The end of World War One saw Lithuania become independent, first as a German puppet-kingdom (which was better than nothing), then as a republic, but there were problems. One was that Lithuania's only seaport was a German-speaking city (Memel/Klaipeida) that had been part of the German Empire until Lithuania basically invaded it. The Germans, though then powerless, were not pleased. The bigger one was that Vilnius was the ancient capital of Lithuania, and had always been. It was Lithuania's greatest city and always would be. Any Lithuanian could tell you these facts, and the fact that everybody in the city who wasn't Polish was Jewish deterred them not in the slightest. The Polish army, however, did. And the biggest of all was that the country was taken over by a nasty fascist dictator named Smetona.
In 1939, the Nazis and the Commies were looking down their shopping list to see if there was anything they had missed above the big underlined "Poland". There was: for Germany, Memel, for the USSR, the rest of Lithuania. Germany used military force to force a handover of the port. Shortly afterwards, World War 2 began and the Lithuanians decided that it was time to join the jump on Poland and
steal their land reclaim our ancient territory bandwagon.
And a fat lot of good that did.
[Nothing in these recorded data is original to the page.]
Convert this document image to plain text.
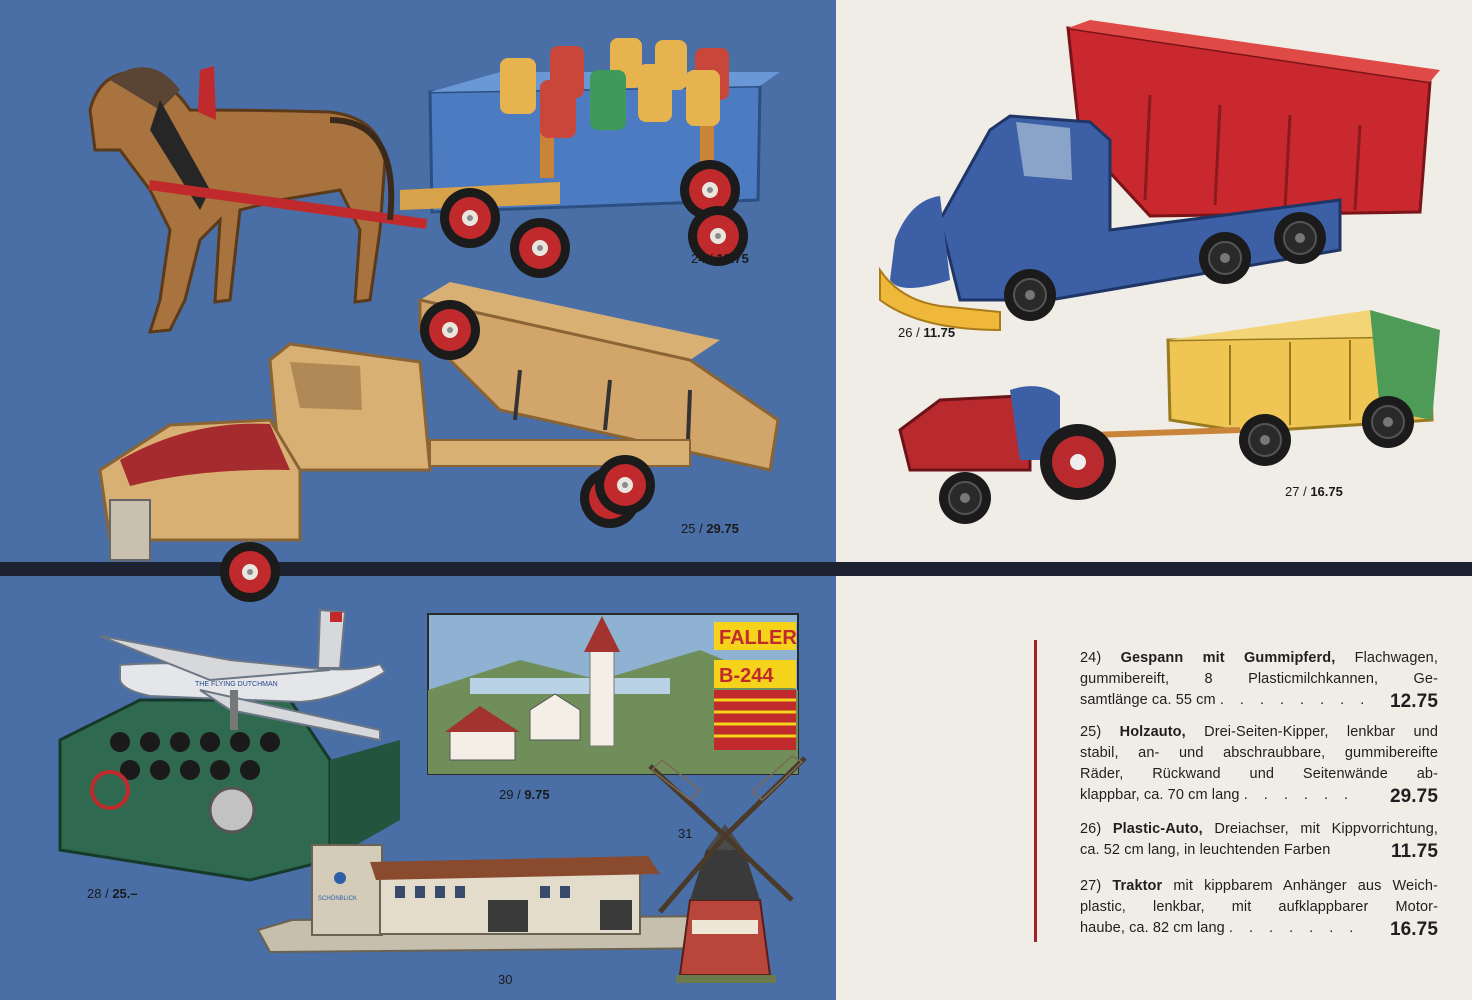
THE FLYING DUTCHMAN
FALLER
B-244
SCHÖNBLICK
24 / 12.75
25 / 29.75
26 / 11.75
27 / 16.75
28 / 25.–
29 / 9.75
30
31
24) Gespann mit Gummipferd, Flachwagen,
gummibereift, 8 Plasticmilchkannen, Ge-
samtlänge ca. 55 cm . . . . . . . . 12.75
25) Holzauto, Drei-Seiten-Kipper, lenkbar und
stabil, an- und abschraubbare, gummibereifte
Räder, Rückwand und Seitenwände ab-
klappbar, ca. 70 cm lang . . . . . . 29.75
26) Plastic-Auto, Dreiachser, mit Kippvorrichtung,
ca. 52 cm lang, in leuchtenden Farben	11.75
27) Traktor mit kippbarem Anhänger aus Weich-
plastic, lenkbar, mit aufklappbarer Motor-
haube, ca. 82 cm lang . . . . . . . 16.75
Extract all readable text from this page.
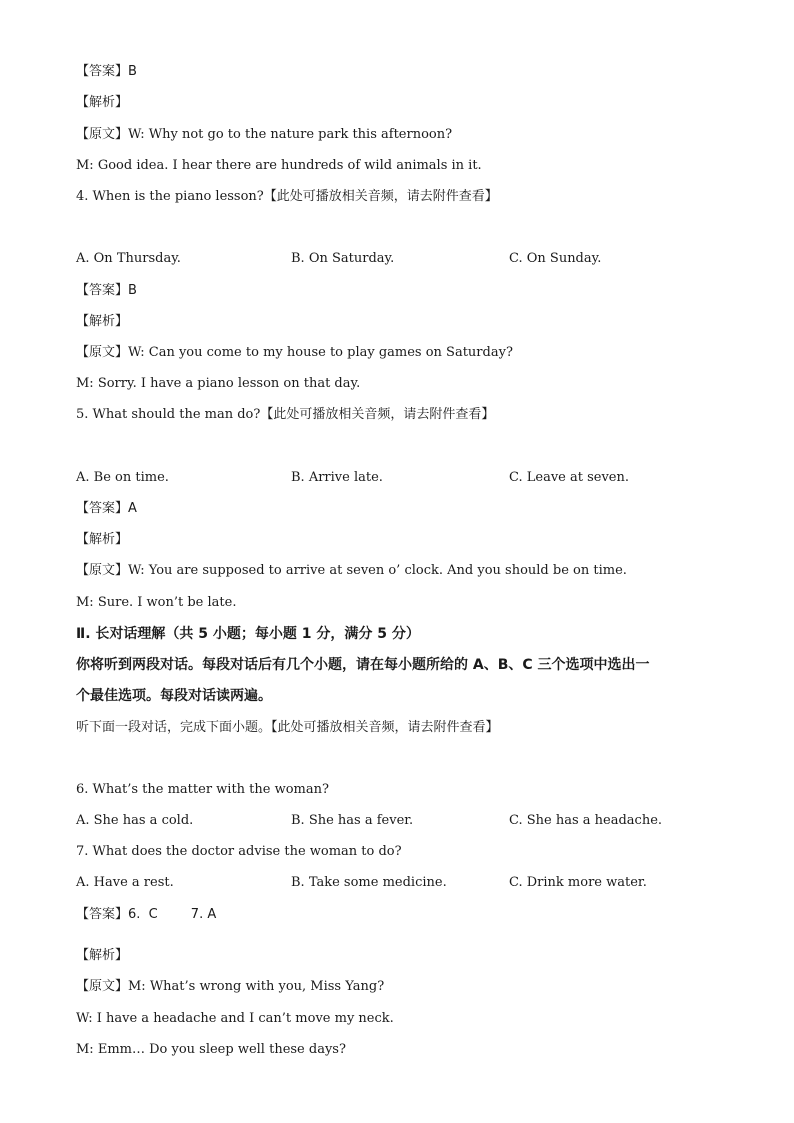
【答案】B
【解析】
【原文】W: Why not go to the nature park this afternoon?
M: Good idea. I hear there are hundreds of wild animals in it.
4. When is the piano lesson?【此处可播放相关音频，请去附件查看】
A. On Thursday.	B. On Saturday.	C. On Sunday.
【答案】B
【解析】
【原文】W: Can you come to my house to play games on Saturday?
M: Sorry. I have a piano lesson on that day.
5. What should the man do?【此处可播放相关音频，请去附件查看】
A. Be on time.	B. Arrive late.	C. Leave at seven.
【答案】A
【解析】
【原文】W: You are supposed to arrive at seven o’ clock. And you should be on time.
M: Sure. I won’t be late.
Ⅱ. 长对话理解（共 5 小题；每小题 1 分，满分 5 分）
你将听到两段对话。每段对话后有几个小题，请在每小题所给的 A、B、C 三个选项中选出一
个最佳选项。每段对话读两遍。
听下面一段对话，完成下面小题。【此处可播放相关音频，请去附件查看】
6. What’s the matter with the woman?
A. She has a cold.	B. She has a fever.	C. She has a headache.
7. What does the doctor advise the woman to do?
A. Have a rest.	B. Take some medicine.	C. Drink more water.
【答案】6.  C        7. A
【解析】
【原文】M: What’s wrong with you, Miss Yang?
W: I have a headache and I can’t move my neck.
M: Emm… Do you sleep well these days?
Days later, the Soviet Union invaded in accordance with the pact they'd made with the Nazis, then the Nazis invaded in 1941, having broken said pact. Some Lithuanians joined the SS - it has to remembered that ethnic Lithuanian are Balts not Slavs, and even the Slavs initially thought that the Slavic Untermensch had just been a rabble-rousing thing and the Nazis were the lesser of two evils. But most of the population struggled against both invaders with vigour. Fifteen percent of Lithuanians were killed by the war, including ninety-one percent of the pre-war Jewish population. Lithuania has the sixth highest number of Righteous Among Nations (gentiles who helped Jews survive during the Holocaust).
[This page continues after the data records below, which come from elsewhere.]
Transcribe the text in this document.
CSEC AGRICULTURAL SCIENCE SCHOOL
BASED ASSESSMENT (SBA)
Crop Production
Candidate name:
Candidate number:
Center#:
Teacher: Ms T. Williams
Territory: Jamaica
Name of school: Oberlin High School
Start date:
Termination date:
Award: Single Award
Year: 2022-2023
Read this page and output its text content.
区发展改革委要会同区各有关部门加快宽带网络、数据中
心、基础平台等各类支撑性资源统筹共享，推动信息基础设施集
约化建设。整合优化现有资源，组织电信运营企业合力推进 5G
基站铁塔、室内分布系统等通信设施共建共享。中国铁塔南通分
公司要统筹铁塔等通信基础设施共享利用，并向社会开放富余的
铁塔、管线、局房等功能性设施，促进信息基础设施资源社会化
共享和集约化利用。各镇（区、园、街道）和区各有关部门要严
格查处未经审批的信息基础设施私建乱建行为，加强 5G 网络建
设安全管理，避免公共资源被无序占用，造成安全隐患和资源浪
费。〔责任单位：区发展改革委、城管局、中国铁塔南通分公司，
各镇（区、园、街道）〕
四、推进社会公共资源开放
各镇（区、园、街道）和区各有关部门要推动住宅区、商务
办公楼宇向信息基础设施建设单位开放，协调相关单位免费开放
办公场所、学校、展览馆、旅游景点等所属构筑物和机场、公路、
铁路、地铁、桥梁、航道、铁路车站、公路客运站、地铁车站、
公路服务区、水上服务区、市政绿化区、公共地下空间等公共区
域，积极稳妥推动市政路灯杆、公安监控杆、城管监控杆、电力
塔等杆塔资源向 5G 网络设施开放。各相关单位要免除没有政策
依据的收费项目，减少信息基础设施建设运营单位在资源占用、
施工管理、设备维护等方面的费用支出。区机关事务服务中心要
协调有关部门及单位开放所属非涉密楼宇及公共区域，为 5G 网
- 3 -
The Soviets returned in 1944, forcibly annexing the country all over again. Eight years of rebellion against Commie tyranny followed, earning many a one way trip to the Gulag in Siberia. The Soviets did give Vilnius to the Lithuanians, depositing the Polish citizens in eastern Germany. Why? Presumably Stalin saw all that the Nazis had done to poor Poland and didn't want to be outdone.
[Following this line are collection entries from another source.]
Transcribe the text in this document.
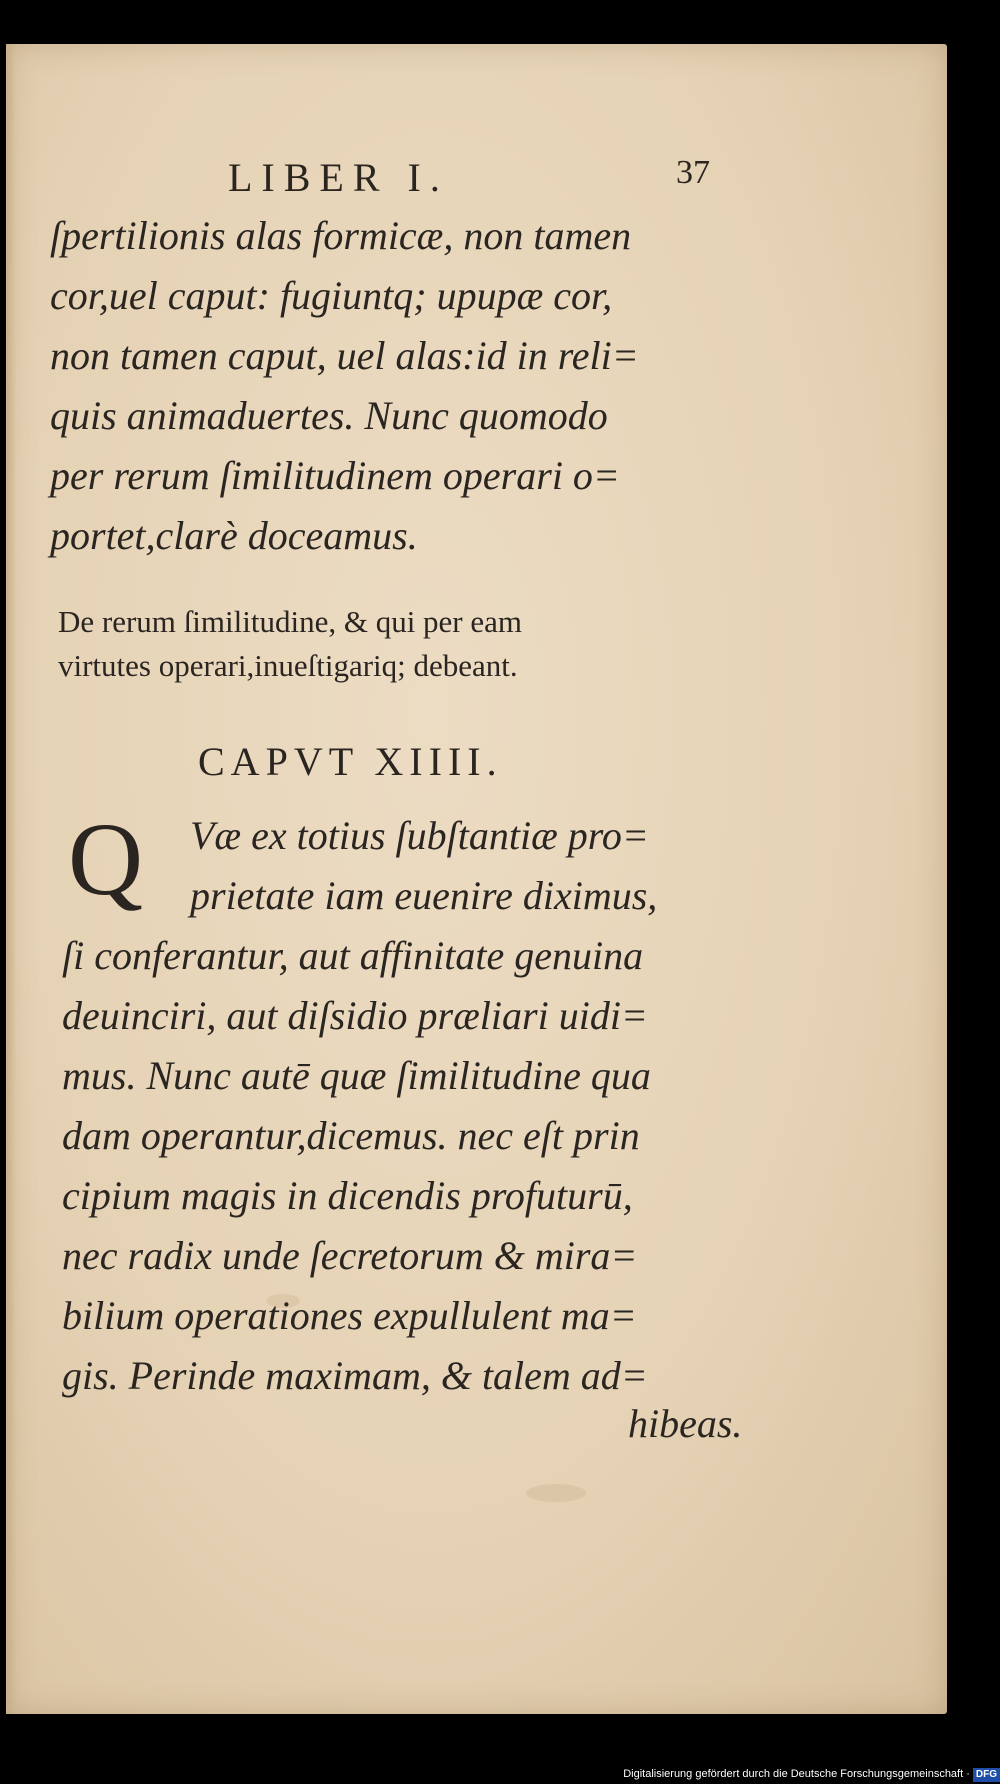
LIBER I.	37
ſpertilionis alas formicæ, non tamen
cor,uel caput: fugiuntq; upupæ cor,
non tamen caput, uel alas:id in reli=
quis animaduertes. Nunc quomodo
per rerum ſimilitudinem operari o=
portet,clarè doceamus.
De rerum ſimilitudine, & qui per eam
virtutes operari,inueſtigariq; debeant.
CAPVT XIIII.
Q	Væ ex totius ſubſtantiæ pro=
prietate iam euenire diximus,
ſi conferantur, aut affinitate genuina
deuinciri, aut diſsidio præliari uidi=
mus. Nunc autē quæ ſimilitudine qua
dam operantur,dicemus. nec eſt prin
cipium magis in dicendis profuturū,
nec radix unde ſecretorum & mira=
bilium operationes expullulent ma=
gis. Perinde maximam, & talem ad=
hibeas.
Digitalisierung gefördert durch die Deutsche Forschungsgemeinschaft · DFG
Lithuania unwillingly became the Lithuanian Soviet Socialist Republic. Rebellions lasted until after Stalin kicked the bucket, quelled for a little bit before the 80s came around and they interpreted glasnost as a good excuse to pick up the cause against the Russians along with the other Baltic countries. In 1990, it declared independence, the first republic to do so. Moscow attempted to put this down with troops, resulting in the deaths of 13 people in January 1991, called the January Events. It only accelerated the end of the USSR.
Lithuania is now a NATO and European Union member, having become a
prosperous democracy religiously themed oligarchy under democracy's name and put all the horrors and emnities of the past behind. Well, except the one with Russia, but most people would say that's mostly Russia's fault. Lithuania recently came to European Union's attention again with its laws banning information about sex and sexual minorities.
Lithuania in fiction
Captain Marko Ramius in Hunt for the Red October is part Lithuanian, and this fact is cited by Jack Ryan as one piece of evidence that he plans to defect.
There are, in fact, Lithuanian tropers. One of which owns a fairly large fictional franchise.